当院では、VE前に、しっかりと患者様の年齢・病歴・飲んでいるお薬のほか、過去・現在のお食事状況や運動習慣、生活の自立度等問診を行います。問診を行うことで、患者様の飲み込みの隠れた問題がわかることが多いです。
喉の構造や飲み込みの機序は非常に複雑で難しく、専門家でないとなかなか一度で理解するのは難しいです。当院ではVEの後、モニターを見ながら模型を使ってVEの結果を立ち合いの皆様にわかりやすくご説明いたします。
一人の患者様の生活には多くの職種の方が携わっています。当院ではVE結果を報告書にまとめ、患者様の治療や介護・生活に携わっている皆様(内科医や施設の方、ケアマネージャー様など)に電話や郵送等を使用し、こまめな情報共有を心がけます。
普段皆様が行っている「食べる」という動作。これは生まれつき出来ていたわけではなく、皆様のご両親が小さい時に、皆様に何回も練習や訓練して得た動作です。

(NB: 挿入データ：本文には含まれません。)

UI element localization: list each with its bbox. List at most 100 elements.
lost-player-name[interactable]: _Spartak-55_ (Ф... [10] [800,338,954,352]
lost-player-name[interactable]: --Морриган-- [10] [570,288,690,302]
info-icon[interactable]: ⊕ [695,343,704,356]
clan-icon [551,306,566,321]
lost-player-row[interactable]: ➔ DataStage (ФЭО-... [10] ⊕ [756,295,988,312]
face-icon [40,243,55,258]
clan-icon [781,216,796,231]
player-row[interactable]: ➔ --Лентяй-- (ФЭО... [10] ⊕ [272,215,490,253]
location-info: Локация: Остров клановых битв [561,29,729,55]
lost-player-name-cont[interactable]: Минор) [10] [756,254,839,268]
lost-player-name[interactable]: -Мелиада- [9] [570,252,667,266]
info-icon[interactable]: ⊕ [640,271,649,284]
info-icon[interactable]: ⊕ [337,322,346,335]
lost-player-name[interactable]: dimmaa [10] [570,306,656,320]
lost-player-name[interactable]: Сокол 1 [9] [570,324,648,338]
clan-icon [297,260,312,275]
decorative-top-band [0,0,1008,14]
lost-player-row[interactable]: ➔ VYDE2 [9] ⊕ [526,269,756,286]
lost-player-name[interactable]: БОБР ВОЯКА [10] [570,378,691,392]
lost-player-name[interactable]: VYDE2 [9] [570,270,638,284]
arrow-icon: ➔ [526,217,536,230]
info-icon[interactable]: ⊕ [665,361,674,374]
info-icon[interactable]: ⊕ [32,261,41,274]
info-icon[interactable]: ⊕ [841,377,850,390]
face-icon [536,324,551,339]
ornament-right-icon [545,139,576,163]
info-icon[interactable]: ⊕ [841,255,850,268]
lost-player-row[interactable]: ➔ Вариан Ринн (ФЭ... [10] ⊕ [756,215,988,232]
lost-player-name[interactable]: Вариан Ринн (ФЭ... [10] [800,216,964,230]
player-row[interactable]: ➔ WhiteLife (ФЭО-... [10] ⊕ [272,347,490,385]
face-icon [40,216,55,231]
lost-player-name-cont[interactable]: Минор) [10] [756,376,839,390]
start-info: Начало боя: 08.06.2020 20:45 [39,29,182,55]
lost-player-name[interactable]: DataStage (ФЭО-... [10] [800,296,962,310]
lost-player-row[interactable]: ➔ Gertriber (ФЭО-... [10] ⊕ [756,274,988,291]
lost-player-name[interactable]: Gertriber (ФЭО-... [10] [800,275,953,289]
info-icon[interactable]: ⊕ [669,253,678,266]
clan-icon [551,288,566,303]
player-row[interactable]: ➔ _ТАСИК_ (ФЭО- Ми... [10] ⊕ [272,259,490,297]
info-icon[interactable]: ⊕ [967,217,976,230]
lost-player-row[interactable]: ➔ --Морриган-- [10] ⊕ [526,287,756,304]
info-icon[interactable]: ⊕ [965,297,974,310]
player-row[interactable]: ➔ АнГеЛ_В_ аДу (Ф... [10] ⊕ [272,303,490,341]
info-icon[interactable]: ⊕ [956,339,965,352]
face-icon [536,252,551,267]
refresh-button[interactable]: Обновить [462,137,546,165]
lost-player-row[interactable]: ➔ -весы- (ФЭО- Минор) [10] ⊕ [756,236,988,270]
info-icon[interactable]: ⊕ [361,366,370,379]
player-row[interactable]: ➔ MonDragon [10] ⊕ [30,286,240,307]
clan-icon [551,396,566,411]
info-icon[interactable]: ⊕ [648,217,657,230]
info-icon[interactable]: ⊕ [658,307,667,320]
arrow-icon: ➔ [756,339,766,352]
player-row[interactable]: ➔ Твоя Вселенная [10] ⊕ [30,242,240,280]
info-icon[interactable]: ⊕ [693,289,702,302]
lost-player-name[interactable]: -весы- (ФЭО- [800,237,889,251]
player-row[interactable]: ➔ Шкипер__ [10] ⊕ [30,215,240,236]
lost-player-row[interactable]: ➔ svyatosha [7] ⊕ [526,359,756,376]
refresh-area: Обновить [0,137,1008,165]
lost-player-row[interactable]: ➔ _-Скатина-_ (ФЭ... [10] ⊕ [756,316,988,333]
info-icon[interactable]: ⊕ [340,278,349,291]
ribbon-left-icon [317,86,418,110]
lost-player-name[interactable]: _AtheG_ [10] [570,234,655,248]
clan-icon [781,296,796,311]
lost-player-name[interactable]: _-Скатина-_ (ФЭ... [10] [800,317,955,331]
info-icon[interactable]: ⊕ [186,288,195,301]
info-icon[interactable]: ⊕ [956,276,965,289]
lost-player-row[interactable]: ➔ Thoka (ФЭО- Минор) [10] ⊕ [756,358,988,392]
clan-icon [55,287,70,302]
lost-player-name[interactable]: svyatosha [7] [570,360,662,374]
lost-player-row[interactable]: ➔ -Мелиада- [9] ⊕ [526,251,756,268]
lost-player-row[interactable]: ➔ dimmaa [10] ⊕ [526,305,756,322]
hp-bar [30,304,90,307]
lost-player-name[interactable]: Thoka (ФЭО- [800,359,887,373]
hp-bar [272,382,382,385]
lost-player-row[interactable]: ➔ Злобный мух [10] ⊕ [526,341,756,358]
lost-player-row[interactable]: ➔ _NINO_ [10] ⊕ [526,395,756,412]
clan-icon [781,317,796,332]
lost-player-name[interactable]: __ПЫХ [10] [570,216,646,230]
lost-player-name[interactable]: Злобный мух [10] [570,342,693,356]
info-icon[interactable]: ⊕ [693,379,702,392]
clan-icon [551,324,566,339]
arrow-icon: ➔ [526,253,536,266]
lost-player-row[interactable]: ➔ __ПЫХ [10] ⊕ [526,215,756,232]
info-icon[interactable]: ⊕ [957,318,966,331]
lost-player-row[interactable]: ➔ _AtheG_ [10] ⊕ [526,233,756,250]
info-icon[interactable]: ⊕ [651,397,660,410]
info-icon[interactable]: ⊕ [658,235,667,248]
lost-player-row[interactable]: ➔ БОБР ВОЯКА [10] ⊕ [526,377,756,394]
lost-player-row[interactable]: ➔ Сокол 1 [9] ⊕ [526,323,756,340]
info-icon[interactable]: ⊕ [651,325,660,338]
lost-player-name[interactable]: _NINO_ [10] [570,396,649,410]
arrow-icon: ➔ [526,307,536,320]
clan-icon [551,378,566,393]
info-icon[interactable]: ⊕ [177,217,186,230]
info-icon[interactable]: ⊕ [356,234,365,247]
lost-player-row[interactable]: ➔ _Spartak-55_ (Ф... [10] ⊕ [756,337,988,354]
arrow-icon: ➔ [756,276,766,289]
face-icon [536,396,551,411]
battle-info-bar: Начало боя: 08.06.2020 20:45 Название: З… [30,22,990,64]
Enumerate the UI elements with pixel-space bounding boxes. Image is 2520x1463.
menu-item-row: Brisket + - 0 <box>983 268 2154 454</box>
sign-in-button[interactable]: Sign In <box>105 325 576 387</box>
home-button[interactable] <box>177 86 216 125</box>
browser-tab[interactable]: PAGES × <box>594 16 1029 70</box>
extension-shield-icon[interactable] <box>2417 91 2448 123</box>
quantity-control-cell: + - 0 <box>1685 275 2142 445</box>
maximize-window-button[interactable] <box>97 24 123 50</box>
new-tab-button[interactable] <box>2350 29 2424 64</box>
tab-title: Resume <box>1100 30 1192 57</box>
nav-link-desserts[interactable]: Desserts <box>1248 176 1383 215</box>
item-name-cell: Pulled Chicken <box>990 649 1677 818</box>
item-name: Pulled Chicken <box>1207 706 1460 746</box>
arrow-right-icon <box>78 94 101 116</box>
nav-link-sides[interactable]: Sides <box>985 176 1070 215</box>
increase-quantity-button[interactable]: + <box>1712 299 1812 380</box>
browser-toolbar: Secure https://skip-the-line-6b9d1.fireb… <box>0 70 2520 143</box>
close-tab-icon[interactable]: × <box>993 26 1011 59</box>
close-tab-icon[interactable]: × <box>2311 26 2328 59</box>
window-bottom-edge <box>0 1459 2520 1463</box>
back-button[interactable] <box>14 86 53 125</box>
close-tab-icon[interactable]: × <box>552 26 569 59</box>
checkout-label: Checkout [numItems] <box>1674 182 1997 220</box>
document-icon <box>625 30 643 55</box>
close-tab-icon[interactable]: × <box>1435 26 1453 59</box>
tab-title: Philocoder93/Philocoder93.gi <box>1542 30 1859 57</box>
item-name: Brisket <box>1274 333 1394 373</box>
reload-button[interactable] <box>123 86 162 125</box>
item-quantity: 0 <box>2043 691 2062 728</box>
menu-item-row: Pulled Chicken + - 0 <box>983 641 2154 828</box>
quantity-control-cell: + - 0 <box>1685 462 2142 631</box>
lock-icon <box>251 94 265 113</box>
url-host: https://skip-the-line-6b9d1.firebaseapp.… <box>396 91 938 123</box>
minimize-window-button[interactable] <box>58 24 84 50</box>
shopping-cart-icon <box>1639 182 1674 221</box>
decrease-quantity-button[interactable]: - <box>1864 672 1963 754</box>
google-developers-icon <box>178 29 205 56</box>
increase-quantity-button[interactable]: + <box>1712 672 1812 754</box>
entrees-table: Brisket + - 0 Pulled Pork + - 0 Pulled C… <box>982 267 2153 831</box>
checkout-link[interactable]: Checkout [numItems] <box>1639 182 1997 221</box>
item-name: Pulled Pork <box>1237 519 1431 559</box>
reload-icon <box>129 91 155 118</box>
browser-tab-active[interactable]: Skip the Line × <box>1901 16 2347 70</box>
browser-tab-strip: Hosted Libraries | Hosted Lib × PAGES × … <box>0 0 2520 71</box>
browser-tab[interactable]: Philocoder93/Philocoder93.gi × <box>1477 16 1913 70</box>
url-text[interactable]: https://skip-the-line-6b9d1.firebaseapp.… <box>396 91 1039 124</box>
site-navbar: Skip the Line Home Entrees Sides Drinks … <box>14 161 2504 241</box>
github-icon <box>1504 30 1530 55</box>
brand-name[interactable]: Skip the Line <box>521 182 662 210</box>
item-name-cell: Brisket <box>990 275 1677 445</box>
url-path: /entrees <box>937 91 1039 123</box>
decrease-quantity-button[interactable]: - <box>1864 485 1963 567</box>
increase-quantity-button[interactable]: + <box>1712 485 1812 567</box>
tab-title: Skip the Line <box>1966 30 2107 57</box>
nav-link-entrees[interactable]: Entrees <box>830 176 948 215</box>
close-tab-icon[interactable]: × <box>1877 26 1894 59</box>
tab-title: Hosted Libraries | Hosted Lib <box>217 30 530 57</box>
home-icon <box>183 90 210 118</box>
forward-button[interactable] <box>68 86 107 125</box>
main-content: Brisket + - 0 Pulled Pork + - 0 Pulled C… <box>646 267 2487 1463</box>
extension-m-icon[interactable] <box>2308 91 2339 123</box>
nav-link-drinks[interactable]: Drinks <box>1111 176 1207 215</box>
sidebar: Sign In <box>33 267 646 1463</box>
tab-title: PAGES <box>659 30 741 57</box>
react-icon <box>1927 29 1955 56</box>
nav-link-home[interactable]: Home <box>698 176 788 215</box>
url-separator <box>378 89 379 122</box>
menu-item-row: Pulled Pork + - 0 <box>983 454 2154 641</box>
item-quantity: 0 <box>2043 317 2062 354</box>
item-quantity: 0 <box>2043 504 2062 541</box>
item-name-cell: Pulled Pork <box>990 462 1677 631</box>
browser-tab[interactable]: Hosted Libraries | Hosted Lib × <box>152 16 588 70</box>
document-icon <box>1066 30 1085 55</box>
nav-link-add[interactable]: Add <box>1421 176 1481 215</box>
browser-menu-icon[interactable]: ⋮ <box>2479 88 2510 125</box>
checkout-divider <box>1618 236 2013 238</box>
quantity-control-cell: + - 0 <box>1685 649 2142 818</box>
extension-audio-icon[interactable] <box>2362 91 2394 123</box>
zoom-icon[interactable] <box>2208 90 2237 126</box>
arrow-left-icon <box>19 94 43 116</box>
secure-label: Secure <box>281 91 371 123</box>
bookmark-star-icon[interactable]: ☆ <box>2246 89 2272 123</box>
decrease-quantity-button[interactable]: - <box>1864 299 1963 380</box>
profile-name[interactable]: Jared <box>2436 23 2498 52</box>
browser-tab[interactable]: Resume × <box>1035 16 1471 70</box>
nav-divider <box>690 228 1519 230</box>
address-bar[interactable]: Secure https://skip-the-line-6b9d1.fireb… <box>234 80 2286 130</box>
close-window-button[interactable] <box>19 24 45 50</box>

ところが、生まれた時に何らかの原因でお口から食べることができず、胃やお鼻からお食事を食べているお子さんたちは「口から食べる」練習をしていないため、成長とともに飲み込みの機能が発達しても、お口から食事を摂ることができません。
当院では、こういったお子さんたちが将来的に「口から食べる」ことを楽しめるように、内視鏡を使わず、成長に合わせたお食事の練習を少しずつ行っていきます。